This article provides additional information on how you can meet the requirement for the ISO 27001: 2022 A.6.1 Screening.
ISO 27001: 2022 Control Description
Background verification checks on all candidates to become personnel shall be carried out prior to joining the organisation and on an ongoing basis taking into consideration applicable laws, regulations and ethics and be proportional to the business requirements, the classification of the information to be accessed and the perceived risks.
Purpose
To ensure that all personnel are eligible and suitable for the roles for which they are considered and remain eligible and suitable throughout their employment.
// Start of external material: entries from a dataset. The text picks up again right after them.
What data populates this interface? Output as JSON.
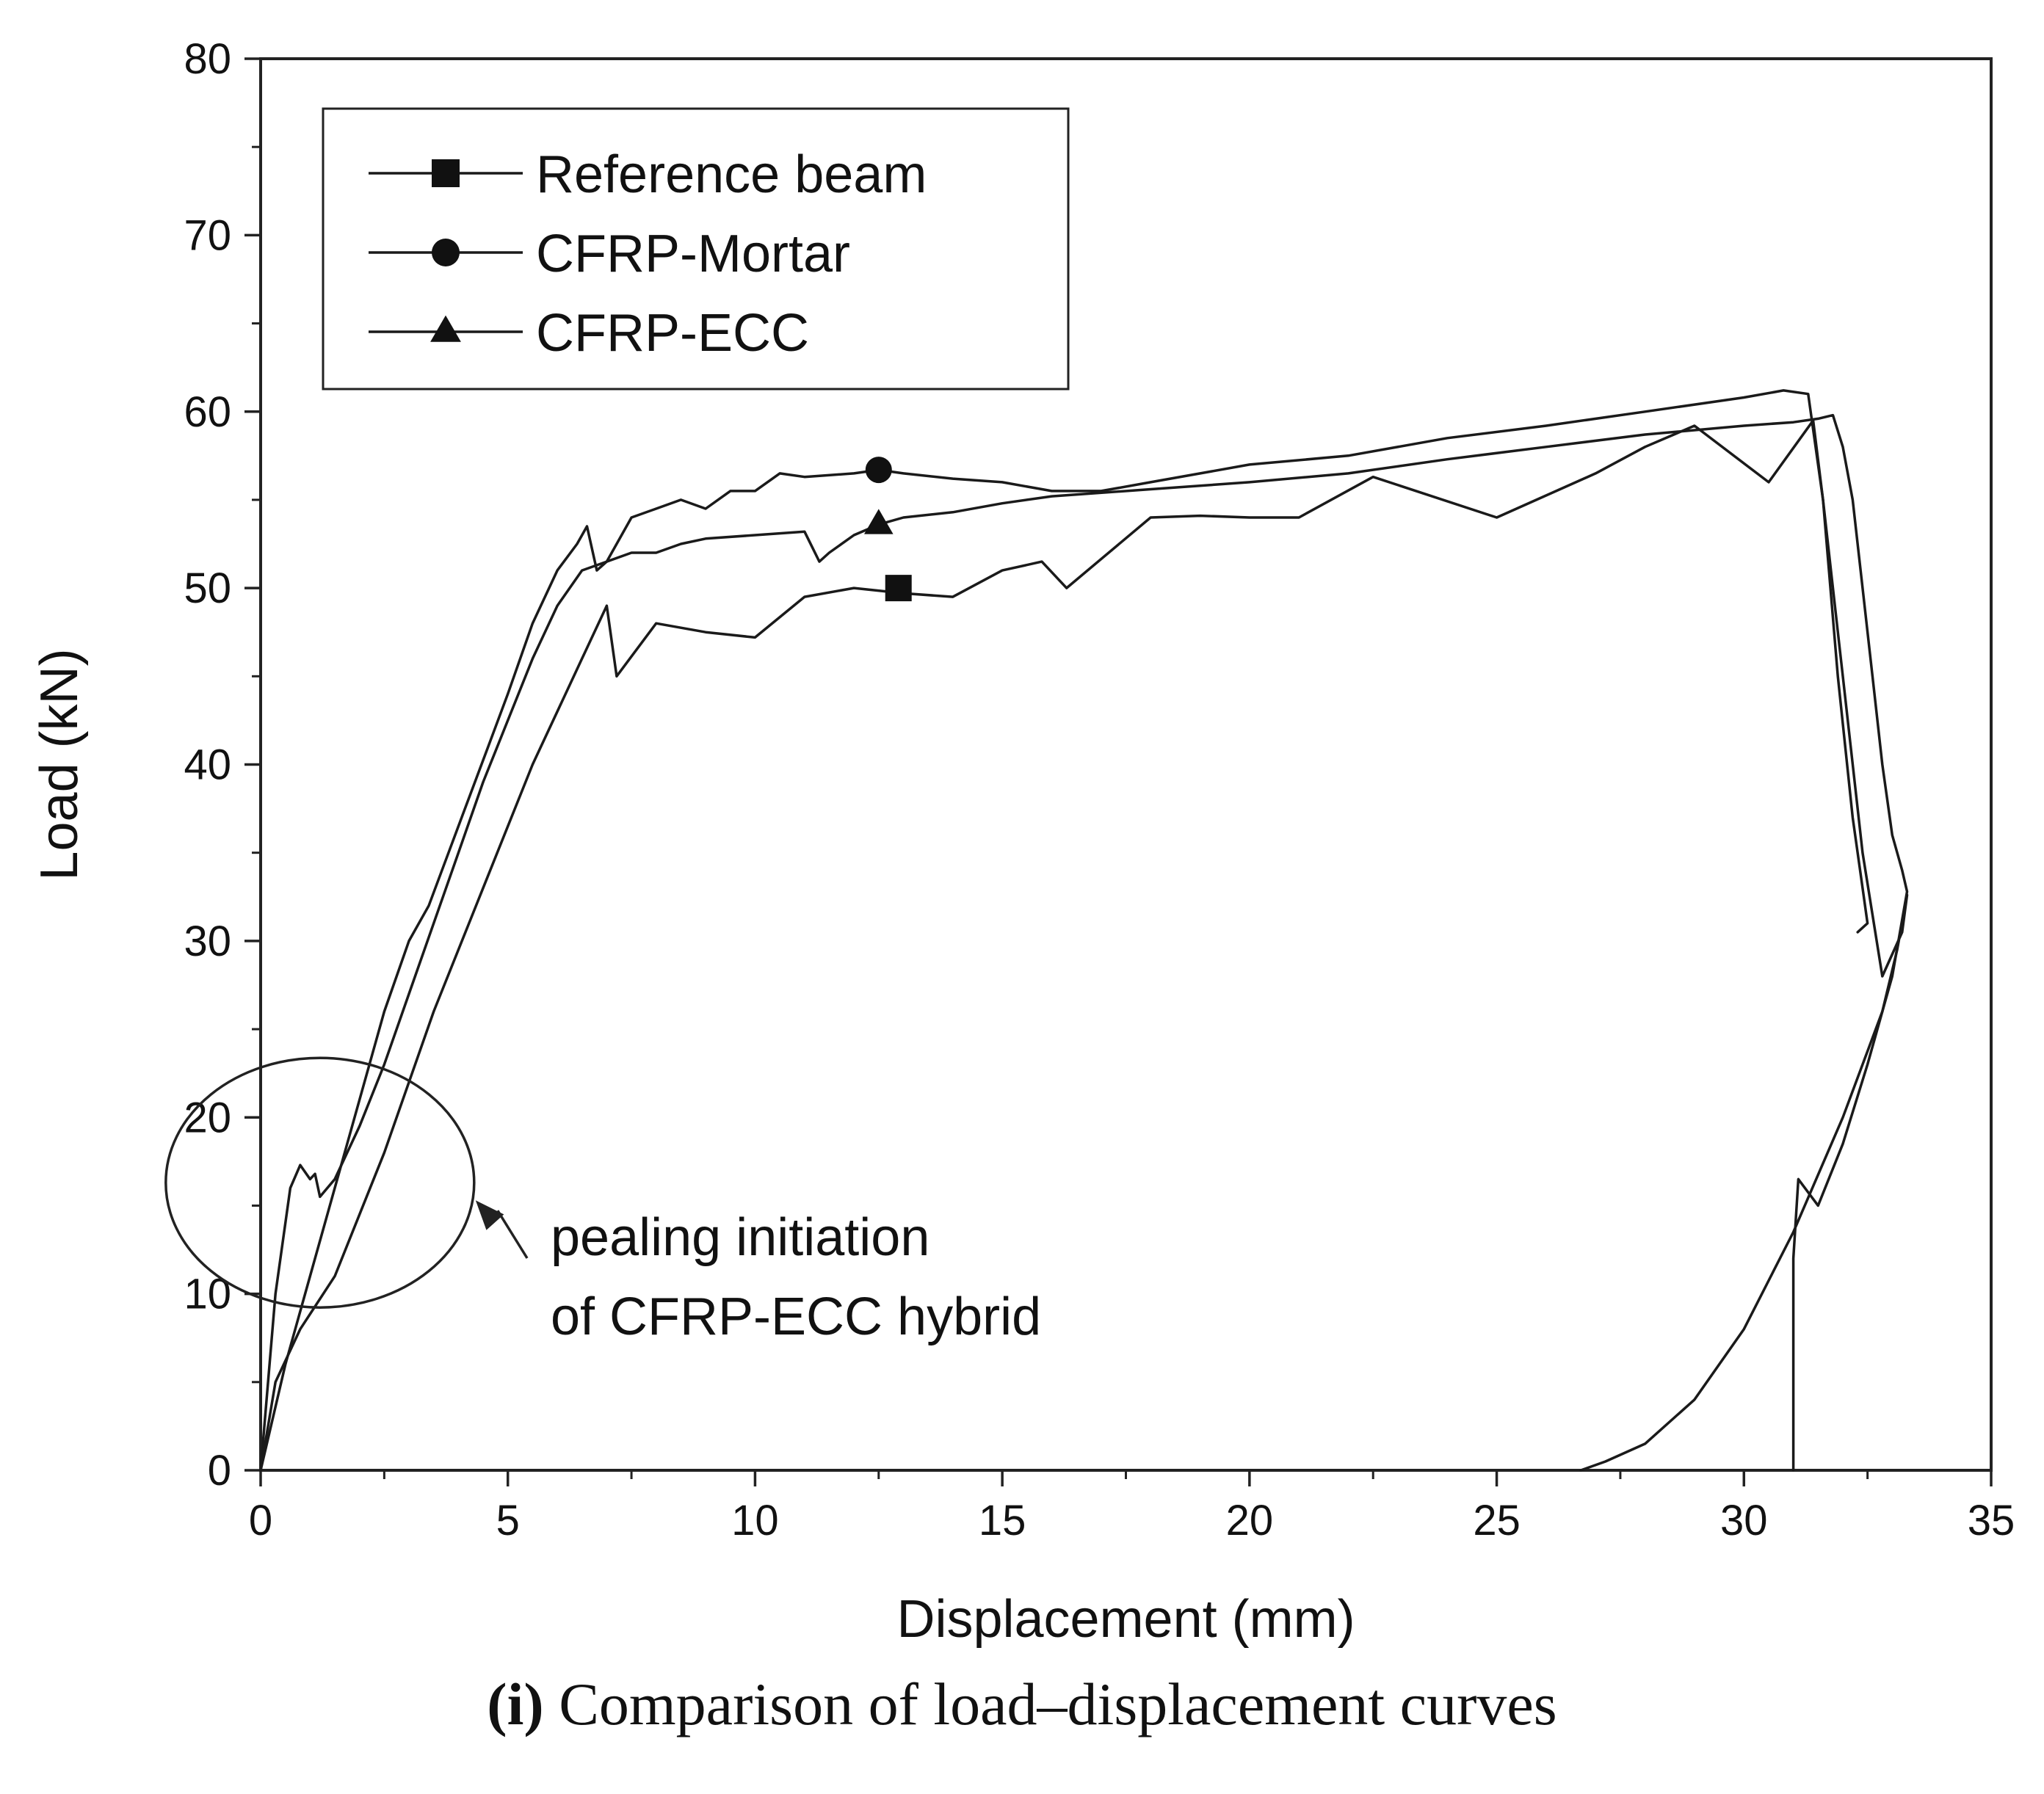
{
  "chart_data": {
    "type": "line",
    "title": "",
    "xlabel": "Displacement (mm)",
    "ylabel": "Load (kN)",
    "xlim": [
      0,
      35
    ],
    "ylim": [
      0,
      80
    ],
    "xticks": [
      0,
      5,
      10,
      15,
      20,
      25,
      30,
      35
    ],
    "yticks": [
      0,
      10,
      20,
      30,
      40,
      50,
      60,
      70,
      80
    ],
    "grid": false,
    "legend_position": "top-left",
    "series": [
      {
        "name": "Reference beam",
        "marker": "square",
        "marker_point": [
          12.9,
          50
        ],
        "x": [
          0,
          0.3,
          0.8,
          1.5,
          2.5,
          3.5,
          4.5,
          5.5,
          6.5,
          7.0,
          7.2,
          8.0,
          9.0,
          10.0,
          11.0,
          12.0,
          13.0,
          14.0,
          15.0,
          15.8,
          16.3,
          18.0,
          19.0,
          20.0,
          21.0,
          22.5,
          25.0,
          27.0,
          28.0,
          29.0,
          30.5,
          31.4,
          31.6,
          32.0,
          32.4,
          32.8,
          33.2,
          33.3,
          33.1,
          32.8,
          32.0,
          31.0,
          30.0,
          29.0,
          28.0,
          27.2,
          26.8,
          26.7
        ],
        "y": [
          0,
          5,
          8,
          11,
          18,
          26,
          33,
          40,
          46,
          49,
          45,
          48,
          47.5,
          47.2,
          49.5,
          50.0,
          49.7,
          49.5,
          51.0,
          51.5,
          50.0,
          54.0,
          54.1,
          54.0,
          54.0,
          56.3,
          54.0,
          56.5,
          58.0,
          59.2,
          56.0,
          59.5,
          55.0,
          45.0,
          35.0,
          28.0,
          30.5,
          32.6,
          29.5,
          26.0,
          20.0,
          13.5,
          8.0,
          4.0,
          1.5,
          0.5,
          0.1,
          0
        ]
      },
      {
        "name": "CFRP-Mortar",
        "marker": "circle",
        "marker_point": [
          12.5,
          56.7
        ],
        "x": [
          0,
          0.5,
          1.0,
          1.5,
          2.0,
          2.5,
          3.0,
          3.4,
          3.8,
          4.2,
          4.6,
          5.0,
          5.5,
          6.0,
          6.4,
          6.6,
          6.8,
          7.0,
          7.5,
          8.0,
          8.5,
          9.0,
          9.5,
          10.0,
          10.5,
          11.0,
          12.0,
          12.5,
          13.0,
          14.0,
          15.0,
          16.0,
          17.0,
          18.0,
          20.0,
          22.0,
          24.0,
          26.0,
          28.0,
          30.0,
          30.8,
          31.3,
          31.6,
          31.9,
          32.2,
          32.4,
          32.5,
          32.3
        ],
        "y": [
          0,
          6,
          11,
          16,
          21,
          26,
          30,
          32,
          35,
          38,
          41,
          44,
          48,
          51,
          52.5,
          53.5,
          51,
          51.5,
          54,
          54.5,
          55,
          54.5,
          55.5,
          55.5,
          56.5,
          56.3,
          56.5,
          56.7,
          56.5,
          56.2,
          56.0,
          55.5,
          55.5,
          56.0,
          57.0,
          57.5,
          58.5,
          59.2,
          60.0,
          60.8,
          61.2,
          61.0,
          55.0,
          45.0,
          37.0,
          33.0,
          31.0,
          30.5
        ]
      },
      {
        "name": "CFRP-ECC",
        "marker": "triangle",
        "marker_point": [
          12.5,
          53.6
        ],
        "x": [
          0,
          0.3,
          0.6,
          0.8,
          1.0,
          1.1,
          1.2,
          1.5,
          2.0,
          2.5,
          3.0,
          3.5,
          4.0,
          4.5,
          5.0,
          5.5,
          6.0,
          6.5,
          7.0,
          7.5,
          8.0,
          8.5,
          9.0,
          10.0,
          11.0,
          11.3,
          11.5,
          12.0,
          12.5,
          13.0,
          14.0,
          15.0,
          16.0,
          18.0,
          20.0,
          22.0,
          24.0,
          26.0,
          28.0,
          30.0,
          31.0,
          31.5,
          31.8,
          32.0,
          32.2,
          32.4,
          32.6,
          32.8,
          33.0,
          33.2,
          33.3,
          33.0,
          32.5,
          32.0,
          31.5,
          31.1,
          31.0,
          31.0
        ],
        "y": [
          0,
          10,
          16,
          17.3,
          16.5,
          16.8,
          15.5,
          16.5,
          19.5,
          23,
          27,
          31,
          35,
          39,
          42.5,
          46,
          49,
          51,
          51.5,
          52,
          52,
          52.5,
          52.8,
          53.0,
          53.2,
          51.5,
          52.0,
          53.0,
          53.6,
          54.0,
          54.3,
          54.8,
          55.2,
          55.6,
          56.0,
          56.5,
          57.3,
          58.0,
          58.7,
          59.2,
          59.4,
          59.6,
          59.8,
          58.0,
          55.0,
          50.0,
          45.0,
          40.0,
          36.0,
          34.0,
          32.8,
          28.0,
          23.0,
          18.5,
          15.0,
          16.5,
          12.0,
          0
        ]
      }
    ],
    "annotation": {
      "lines": [
        "pealing initiation",
        "of CFRP-ECC hybrid"
      ],
      "target": [
        1.2,
        16.3
      ]
    }
  },
  "caption": {
    "label": "(i)",
    "text": " Comparison of load–displacement curves"
  }
}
Guidance on implementation
A screening process should be conducted for all personnel, including full-time, part-time, and temporary staff. For individuals contracted through service suppliers, screening requirements should be included in the contractual agreements between the organisation and the suppliers.
Information on all candidates being considered for positions within the organisation should be collected and handled in compliance with relevant legislation in the applicable jurisdiction. In some jurisdictions, the organisation may be legally required to inform candidates about the screening activities in advance.
Verification should take into account all relevant privacy, PII protection, and employment legislation and should, where permitted, include the following:
a) Availability of satisfactory references (e.g. business and personal references);
b) Verification (for completeness and accuracy) of the applicant’s curriculum vitae;
c) Confirmation of claimed academic and professional qualifications;
d) Independent identity verification (e.g. passport or other acceptable document issued by appropriate authorities);
e) More detailed verification, such as credit review or criminal record checks, if the candidate is to take on a critical role.
When hiring an individual for a specific information security role, the organisation should ensure that the candidate:
a) Has the necessary competence to perform the security role;
b) Can be trusted to undertake the role, especially if it is critical for the organisation.
If a job, whether at initial appointment or promotion, involves access to information processing facilities, particularly if it involves handling confidential information (e.g. financial, personal, or health care information), the organisation should consider additional, more detailed verifications.
Procedures should define criteria and limitations for verification reviews (e.g. who is eligible to conduct screenings and how, when, and why verification reviews are carried out).
In situations where verification cannot be completed in a timely manner, mitigating controls should be implemented until the review is finished. Examples include:
a) Delayed onboarding;
b) Delayed deployment of corporate assets;
c) Onboarding with restricted access;
d) Termination of employment.
Verification checks should be repeated periodically to confirm the ongoing suitability of personnel, depending on the criticality of the person’s role.